DOI: 10.1093/neuped/wuag026.455 ISSN: 2977-4454

ID #1024 Multicentre, case series on Paediatric Pineal Parenchymal Tumours of Intermediate Differentiation (PPTID)

Jay Sharma, Karen Tsui, Marty Campbell, Dong Anh Khuong Quang, Nick Gottardo, Jason Dyke, Santosh Valvi

Abstract

Introduction

Pineal parenchymal tumours of intermediate differentiation (PPTID) are extremely rare brain tumours that arise from pinealocytes, the parenchymal cells of the pineal gland. Pineal parenchymal tumours include pineocytomas (WHO grade I), PPTIDs (WHO grade II-III), and pineoblastomas (WHO grade IV), representing a spectrum from benign to highly malignant tumours. In children PPTIDs are exceedingly rare, the optimal treatment strategy remains undefined and paediatric management is largely based on adult experience.

Methods

We conducted a retrospective, multicentre case series analysis across multiple tertiary paediatric neuro-oncology centres in Australia and New Zealand (NZ). The primary objective was to retrospectively analyse outcomes of paediatric patients with PPTID treated across Australia and NZ. Secondary objectives were to compare treatment approaches and survival outcomes with historical paediatric cohorts and with an adult PPTID cohort reported from a tertiary neuro-oncology centre.

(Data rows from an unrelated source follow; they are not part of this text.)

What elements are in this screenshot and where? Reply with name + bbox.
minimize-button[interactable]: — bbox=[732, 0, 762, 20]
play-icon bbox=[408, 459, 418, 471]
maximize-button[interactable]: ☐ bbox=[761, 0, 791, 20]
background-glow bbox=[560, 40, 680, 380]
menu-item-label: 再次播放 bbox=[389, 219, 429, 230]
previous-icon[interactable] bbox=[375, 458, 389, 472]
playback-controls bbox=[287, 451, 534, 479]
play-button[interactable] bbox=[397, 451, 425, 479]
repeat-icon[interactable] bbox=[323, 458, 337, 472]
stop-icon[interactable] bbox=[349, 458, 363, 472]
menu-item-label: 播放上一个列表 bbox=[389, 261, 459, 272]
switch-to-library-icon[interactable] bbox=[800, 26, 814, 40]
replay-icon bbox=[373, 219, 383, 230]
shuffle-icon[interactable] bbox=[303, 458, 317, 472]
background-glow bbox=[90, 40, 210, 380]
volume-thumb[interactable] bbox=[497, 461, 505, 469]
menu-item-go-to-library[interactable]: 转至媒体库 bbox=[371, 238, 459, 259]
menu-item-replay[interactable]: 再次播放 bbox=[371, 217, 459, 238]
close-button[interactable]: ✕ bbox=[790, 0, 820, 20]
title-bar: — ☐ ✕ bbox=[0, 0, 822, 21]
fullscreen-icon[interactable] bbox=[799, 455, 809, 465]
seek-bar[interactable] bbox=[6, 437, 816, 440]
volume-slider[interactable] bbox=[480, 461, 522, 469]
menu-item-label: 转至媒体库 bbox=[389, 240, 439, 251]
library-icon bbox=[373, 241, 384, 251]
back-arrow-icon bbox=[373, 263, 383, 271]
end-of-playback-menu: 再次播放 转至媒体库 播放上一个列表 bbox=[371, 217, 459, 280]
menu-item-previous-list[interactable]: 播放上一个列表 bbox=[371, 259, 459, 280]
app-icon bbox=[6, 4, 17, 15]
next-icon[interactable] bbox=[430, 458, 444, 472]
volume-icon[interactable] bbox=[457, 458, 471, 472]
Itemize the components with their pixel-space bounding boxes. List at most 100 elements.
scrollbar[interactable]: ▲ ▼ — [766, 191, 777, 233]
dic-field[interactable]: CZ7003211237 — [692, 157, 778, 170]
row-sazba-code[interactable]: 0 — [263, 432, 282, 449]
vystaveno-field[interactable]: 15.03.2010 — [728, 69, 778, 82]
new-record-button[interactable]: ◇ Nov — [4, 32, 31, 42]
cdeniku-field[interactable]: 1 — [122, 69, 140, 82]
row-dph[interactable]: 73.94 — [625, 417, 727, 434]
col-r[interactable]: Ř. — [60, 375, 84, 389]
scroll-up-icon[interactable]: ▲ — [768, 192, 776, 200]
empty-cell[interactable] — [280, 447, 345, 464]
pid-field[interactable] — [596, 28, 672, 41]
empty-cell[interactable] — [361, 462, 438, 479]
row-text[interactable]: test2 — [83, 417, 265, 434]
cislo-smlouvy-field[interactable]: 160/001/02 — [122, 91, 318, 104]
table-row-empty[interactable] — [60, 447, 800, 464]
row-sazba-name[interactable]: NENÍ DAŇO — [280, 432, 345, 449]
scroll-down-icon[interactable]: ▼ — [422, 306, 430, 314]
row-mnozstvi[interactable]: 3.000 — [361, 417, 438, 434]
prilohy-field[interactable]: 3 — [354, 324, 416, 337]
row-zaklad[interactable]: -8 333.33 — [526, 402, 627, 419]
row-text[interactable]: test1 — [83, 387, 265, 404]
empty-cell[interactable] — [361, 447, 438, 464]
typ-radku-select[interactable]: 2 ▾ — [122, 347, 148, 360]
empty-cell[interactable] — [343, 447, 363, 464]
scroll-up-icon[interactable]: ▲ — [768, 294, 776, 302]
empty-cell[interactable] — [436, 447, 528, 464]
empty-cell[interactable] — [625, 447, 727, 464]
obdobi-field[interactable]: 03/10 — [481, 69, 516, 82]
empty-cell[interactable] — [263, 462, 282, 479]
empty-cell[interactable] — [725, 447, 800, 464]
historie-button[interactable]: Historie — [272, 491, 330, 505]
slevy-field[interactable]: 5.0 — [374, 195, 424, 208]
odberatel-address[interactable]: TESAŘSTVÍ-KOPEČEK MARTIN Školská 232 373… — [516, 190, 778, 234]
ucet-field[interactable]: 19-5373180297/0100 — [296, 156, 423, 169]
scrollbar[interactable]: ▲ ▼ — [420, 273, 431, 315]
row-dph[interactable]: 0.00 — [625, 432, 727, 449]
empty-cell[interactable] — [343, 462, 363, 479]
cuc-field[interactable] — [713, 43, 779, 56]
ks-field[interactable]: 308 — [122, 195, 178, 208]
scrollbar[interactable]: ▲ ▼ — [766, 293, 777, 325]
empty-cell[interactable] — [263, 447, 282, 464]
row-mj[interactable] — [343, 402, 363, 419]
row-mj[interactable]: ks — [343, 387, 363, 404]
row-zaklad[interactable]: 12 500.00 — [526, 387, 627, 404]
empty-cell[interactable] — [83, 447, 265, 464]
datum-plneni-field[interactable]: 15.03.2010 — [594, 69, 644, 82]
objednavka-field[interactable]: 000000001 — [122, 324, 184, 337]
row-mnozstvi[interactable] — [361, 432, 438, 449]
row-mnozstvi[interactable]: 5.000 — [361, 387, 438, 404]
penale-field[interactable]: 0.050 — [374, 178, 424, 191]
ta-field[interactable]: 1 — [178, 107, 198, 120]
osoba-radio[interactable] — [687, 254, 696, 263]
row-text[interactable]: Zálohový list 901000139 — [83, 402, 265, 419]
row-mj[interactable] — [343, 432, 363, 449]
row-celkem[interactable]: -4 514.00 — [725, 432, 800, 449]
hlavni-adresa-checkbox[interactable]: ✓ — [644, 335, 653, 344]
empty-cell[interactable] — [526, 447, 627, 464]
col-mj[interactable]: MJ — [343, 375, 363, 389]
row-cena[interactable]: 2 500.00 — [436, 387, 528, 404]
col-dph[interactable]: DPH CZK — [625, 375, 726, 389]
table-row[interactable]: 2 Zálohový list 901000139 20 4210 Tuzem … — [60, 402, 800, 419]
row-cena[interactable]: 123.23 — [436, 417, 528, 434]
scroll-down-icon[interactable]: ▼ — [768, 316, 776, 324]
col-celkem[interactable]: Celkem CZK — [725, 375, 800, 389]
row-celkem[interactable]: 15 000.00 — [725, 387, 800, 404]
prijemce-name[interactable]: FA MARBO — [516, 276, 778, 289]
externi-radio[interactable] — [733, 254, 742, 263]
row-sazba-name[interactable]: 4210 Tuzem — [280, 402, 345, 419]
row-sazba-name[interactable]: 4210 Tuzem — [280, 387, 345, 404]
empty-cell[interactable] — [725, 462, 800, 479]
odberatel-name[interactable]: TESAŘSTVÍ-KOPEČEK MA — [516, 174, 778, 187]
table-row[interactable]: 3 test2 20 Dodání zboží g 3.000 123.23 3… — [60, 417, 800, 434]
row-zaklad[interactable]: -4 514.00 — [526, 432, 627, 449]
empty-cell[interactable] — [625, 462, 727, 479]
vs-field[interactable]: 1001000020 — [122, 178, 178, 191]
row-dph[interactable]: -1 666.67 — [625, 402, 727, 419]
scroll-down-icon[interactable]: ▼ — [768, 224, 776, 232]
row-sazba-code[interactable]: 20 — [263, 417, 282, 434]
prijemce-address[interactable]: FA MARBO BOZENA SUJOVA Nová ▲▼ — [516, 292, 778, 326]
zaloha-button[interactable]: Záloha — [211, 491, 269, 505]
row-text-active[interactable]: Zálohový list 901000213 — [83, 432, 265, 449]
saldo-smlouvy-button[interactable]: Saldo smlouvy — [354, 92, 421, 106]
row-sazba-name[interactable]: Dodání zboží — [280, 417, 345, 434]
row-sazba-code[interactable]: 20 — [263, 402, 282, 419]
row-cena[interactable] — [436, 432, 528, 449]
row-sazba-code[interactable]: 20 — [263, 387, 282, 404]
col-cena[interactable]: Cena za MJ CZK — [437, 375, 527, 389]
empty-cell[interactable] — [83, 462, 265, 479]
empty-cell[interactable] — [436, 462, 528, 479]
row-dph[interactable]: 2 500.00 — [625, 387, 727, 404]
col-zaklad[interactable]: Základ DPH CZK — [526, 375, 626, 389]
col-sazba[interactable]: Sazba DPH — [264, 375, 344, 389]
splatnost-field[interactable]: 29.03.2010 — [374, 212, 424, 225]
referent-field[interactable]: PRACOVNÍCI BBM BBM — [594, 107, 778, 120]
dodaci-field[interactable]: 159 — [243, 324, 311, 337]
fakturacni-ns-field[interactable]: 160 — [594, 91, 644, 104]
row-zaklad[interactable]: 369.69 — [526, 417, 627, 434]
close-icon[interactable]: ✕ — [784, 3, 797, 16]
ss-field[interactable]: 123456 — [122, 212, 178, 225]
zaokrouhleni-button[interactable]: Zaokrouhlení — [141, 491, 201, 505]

Children and adolescents aged <18 years diagnosed with PPTID between 2010 and 2024 were eligible. Histopathological confirmation of PPTID (WHO 2021 criteria) was required for inclusion. Clinical, radiological, pathological, treatment, and outcome data were extracted from institutional medical records, and neuro-oncology databases using a standardised data collection sheet.

Results

We identified 4 children diagnosed with PPTID across 11 paediatric oncology centres in Australia and NZ over a period of 20 years. Patients with PPTID were older than 10 years with headache being the most common presenting symptom. Recurrent alterations in KBTBD4 were the differentiating features compared to pineoblastomas. All patients were treated with multimodality therapy including surgery, radiation therapy and chemotherapy and are alive at 1-15 years since diagnosis. Analysis of the adult cohort and outcome comparison with the paediatric patient is ongoing.

Conclusions

PPTIDs are rare paediatric brain tumours with good survival with multimodality therapy. A larger, multicentre analysis may inform the optimal therapy for this disease.